4. Privacy in HR: the complexities of employee access requests
Privacy in HR also sparked deep reflection, particularly regarding access requests from (former) employees.
The discussion revealed eye-opening figures about the costs and time involved in handling such requests.
Speakers explored the growing trend of employees, and former employees, using access requests strategically, prompting discussion on the fine line between legitimate rights and abuse of process or as a form of pressure or retaliation.
While DSARs often lead to litigation and resource-intensive procedures, panellists agreed that organizations should not hesitate to engage in dialogue with the data subject to clarify the scope of the request, for instance, by defining timeframes or relevant keywords.
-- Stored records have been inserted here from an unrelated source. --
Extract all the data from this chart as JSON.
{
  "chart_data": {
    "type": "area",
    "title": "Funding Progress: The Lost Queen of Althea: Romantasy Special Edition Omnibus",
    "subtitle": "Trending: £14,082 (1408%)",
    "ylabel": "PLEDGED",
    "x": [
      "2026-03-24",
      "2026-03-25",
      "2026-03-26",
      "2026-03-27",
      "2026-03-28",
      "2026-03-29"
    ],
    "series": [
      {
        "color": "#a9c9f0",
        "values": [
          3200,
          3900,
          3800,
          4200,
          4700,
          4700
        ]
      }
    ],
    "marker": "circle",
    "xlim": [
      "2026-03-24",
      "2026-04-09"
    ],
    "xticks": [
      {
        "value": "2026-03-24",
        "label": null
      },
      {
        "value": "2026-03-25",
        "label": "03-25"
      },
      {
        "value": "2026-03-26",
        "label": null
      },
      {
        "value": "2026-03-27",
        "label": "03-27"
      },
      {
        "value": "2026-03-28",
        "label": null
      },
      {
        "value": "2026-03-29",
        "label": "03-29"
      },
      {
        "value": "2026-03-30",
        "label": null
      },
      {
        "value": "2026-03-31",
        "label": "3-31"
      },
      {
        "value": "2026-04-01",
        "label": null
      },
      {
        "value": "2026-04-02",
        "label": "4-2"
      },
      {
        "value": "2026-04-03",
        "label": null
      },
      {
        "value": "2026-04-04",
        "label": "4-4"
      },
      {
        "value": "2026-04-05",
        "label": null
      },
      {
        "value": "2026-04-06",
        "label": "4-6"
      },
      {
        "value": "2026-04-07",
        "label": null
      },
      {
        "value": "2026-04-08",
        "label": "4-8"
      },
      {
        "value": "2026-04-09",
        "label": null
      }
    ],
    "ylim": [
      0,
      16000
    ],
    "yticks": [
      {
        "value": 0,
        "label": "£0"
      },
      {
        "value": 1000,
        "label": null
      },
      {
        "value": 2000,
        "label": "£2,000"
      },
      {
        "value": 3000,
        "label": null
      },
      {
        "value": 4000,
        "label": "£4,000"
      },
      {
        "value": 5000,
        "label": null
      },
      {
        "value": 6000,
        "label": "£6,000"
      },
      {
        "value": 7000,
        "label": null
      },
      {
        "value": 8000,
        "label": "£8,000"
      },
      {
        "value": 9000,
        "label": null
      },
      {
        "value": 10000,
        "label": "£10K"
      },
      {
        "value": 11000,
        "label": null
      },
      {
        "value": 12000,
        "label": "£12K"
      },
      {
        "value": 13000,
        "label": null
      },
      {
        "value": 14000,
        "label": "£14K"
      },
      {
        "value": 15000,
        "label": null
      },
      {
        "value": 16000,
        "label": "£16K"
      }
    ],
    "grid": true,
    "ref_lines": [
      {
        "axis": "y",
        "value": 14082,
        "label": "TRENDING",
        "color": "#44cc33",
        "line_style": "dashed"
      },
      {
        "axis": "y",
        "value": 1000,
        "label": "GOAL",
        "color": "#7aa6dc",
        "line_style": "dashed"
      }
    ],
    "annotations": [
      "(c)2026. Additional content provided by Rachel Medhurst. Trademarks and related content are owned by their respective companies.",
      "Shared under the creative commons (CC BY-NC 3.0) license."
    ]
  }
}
Whatever the approach, companies should ensure their policy is consistent and non-discriminatory, avoiding unequal treatment of similar requests.
A word from Dastra
This edition of IAPP KnowledgeNet France was a resounding success, thanks to the dedication and expertise of the chapter co-chairs and volunteers, who continue to strengthen the privacy community across France.
At Dastra, we believe the real value of professional gatherings lies not only in the quality of the presentations but also in the informal moments between them: a conversation over coffee, a lunch discussion, or a cocktail debate that sparks new ideas and collaborations.
We are proud to have co-sponsored this event with Salesforce, and remain committed to fostering dialogue, trust, and innovation within the French & European privacy ecosystem.